What this book covers
Chapter 1, Recognizing the Power of Design in ChatGPT, begins with a brief introduction to the relationship between design and LLMs, including the art and science of UX and the history of LLMs. The various design frameworks for deploying an LLM are discussed, including a chat UI, a hybrid UI that includes chat with graphical user interfaces, recommender UIs that are not interactive, and designs intended to work behind the scenes with backend solutions. There is a small hands-on lab for building a simple model using a no-code playground.
Chapter 2, Conducting Effective User Research, provides many tips and tricks for using some of the most critical user research tools to evaluate adding ChatGPT and LLMs to enterprise solutions. We cover methods such as surveys, needs analysis, interviews, and digging into data to create a conversational analysis.
Chapter 3, Identifying Optimal Use Cases for ChatGPT, teaches how to identify the breadth of solutions to which an LLM can add value and explains when an LLM is not suited for a use case. We briefly cover classic use case design and then spend time aligning an LLM’s capabilities with user goals. We ensure you know ChatGPT’s limitations and biases and how to handle inappropriate responses.
Chapter 4, Scoring Stories, helps you become an expert in prioritizing user stories. This chapter is also valuable after a product or service goes to customers. You learn to prioritize updates, patches, and bug fixes so the customer gets the most value from the team’s efforts. You will be able to balance customer priorities with the cost of development and make rational decisions to help plan and deliver the most value for the least cost. It explains in simple terms how to apply some special Agile tools to prioritize all this work. No road is without some bumps, but we share some complexities so you can navigate this successfully with the entire team.
Chapter 5, Defining the Desired Experience, is the final chapter before we get serious about the inner workings of ChatGPT. You will uncover specific considerations, design issues, and solutions for the full range of contexts of use. These include chat experiences, hybrid UIs (a graphical user interface merged with chat intelligence), recommendation UIs, and backend solutions (those without a customer-facing UI). We will address overarching considerations for these desired experiences, ensuring you know how to handle accessibility and internationalization while creating trust and handling security in any of these solutions.
Chapter 6, Gathering Data – Content Is King, dives into the complex nature of enterprise data, which is fundamental to creating a ChatGPT solution based on customers’ needs. Explore how data sources such as knowledge bases, databases, spreadsheets, and other systems provide a source of truth. This helps connect customers to actions and explains how product people like yourself can contribute at this stage. Hands-on activities and a case study on annotating and cleaning data help explain the key points. We will cover retrieval augmented generation to help bridge the gap between an enterprise’s vast data sources and the LLM.
Chapter 7, Prompt Engineering, coaches you on creating instructions that control, adapt, and personify the communications from the LLM to the customer. You will learn the difference between prompts anyone can give to an LLM and the more refined nature of instructional prompts for enterprise solutions.

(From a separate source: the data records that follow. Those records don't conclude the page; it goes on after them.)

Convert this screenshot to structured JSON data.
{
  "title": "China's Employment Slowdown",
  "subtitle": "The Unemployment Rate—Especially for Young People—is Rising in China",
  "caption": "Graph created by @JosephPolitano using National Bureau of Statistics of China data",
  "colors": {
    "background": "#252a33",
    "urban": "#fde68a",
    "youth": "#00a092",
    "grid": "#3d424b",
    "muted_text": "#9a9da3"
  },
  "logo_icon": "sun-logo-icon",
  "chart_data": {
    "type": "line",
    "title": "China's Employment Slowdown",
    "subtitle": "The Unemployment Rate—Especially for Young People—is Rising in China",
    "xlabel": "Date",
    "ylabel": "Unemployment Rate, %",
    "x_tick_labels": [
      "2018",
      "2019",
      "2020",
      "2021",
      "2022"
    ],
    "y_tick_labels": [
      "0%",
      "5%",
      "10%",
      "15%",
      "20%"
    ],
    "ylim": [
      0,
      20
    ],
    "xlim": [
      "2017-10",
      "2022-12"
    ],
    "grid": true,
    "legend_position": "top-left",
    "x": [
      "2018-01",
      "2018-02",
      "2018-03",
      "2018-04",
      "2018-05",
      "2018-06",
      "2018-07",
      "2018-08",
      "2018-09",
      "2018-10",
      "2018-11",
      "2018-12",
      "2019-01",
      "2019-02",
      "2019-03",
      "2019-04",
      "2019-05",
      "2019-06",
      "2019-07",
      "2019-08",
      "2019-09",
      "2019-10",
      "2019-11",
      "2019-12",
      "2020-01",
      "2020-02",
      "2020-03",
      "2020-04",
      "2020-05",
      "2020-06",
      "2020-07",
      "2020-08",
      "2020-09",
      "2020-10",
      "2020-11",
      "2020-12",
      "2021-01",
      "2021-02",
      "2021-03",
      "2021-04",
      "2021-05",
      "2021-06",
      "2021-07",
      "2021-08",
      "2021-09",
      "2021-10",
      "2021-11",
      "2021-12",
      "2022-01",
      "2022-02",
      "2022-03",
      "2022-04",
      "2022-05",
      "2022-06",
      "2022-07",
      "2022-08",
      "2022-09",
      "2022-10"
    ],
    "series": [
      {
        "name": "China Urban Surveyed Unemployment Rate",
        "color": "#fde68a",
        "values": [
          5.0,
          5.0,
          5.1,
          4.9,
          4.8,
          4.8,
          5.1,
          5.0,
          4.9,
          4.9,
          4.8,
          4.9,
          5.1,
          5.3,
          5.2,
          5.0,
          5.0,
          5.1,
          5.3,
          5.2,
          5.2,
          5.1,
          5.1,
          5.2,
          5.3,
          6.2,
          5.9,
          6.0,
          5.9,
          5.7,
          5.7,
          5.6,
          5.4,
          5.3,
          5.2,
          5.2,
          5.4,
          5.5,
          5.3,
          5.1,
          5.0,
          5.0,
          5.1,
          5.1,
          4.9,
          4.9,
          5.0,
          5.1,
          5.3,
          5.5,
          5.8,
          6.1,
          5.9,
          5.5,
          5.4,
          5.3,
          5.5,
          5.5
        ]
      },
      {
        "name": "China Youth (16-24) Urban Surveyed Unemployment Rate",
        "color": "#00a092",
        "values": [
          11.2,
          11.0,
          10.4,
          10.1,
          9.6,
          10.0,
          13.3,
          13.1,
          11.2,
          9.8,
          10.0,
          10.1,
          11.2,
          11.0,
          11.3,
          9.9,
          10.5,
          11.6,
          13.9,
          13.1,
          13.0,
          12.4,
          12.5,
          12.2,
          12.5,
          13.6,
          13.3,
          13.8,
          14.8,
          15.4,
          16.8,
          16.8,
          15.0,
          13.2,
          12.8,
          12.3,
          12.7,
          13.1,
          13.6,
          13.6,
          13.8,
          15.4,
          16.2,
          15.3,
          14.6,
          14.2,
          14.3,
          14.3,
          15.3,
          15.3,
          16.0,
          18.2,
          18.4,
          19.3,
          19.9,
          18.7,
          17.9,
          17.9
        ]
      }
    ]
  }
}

Chapter 8, Fine-Tuning, explains what happens within the fine-tuning process, provides a tutorial on how to start fine-tuning, and continues our in-depth case study. You will be shown different methods to apply when training models. This includes a hands-on exercise to fine-tune a very sarcastic chatbot.
Chapter 9, Guidelines and Heuristics, steps past the technical nature of ChatGPT design to examine how to interpret ChatGPT style, tone, and voice. Essential guidelines and heuristics adapted and applied to evaluating ChatGPT solutions are reviewed so you can learn how to use design thinking to create clarity in the output from your LLM solutions. Dozens of examples are provided, along with a case study and example prompts that tie together the suite of heuristics covered in the chapter.
Chapter 10, Monitoring and Evaluation, focuses on knowing if the solution is doing well. It covers evaluating successes and failures, defining quality, and judging whether the UX improves. Our approach is one of care and feeding, following the life cycle of learning from the product’s users and feeding back any learnings to have it grow and mature. Statistical measures of model performance, user quality metrics, and heuristic evaluation methods are covered, with tips on improving quality.
Chapter 11, Process, focuses on adapting traditional Agile and modern development methods to more interactive and customer-driven needs to improve ChatGPT solutions rapidly. We cover practical strategies to integrate a care and feeding approach into traditional Agile or Agile-like development while explaining why you should advocate for a continuous improvement life cycle.
Chapter 12, Conclusion, is the final chapter and provides additional suggestions and coaching to wrap up the entire life cycle covered in this book to set you up for success.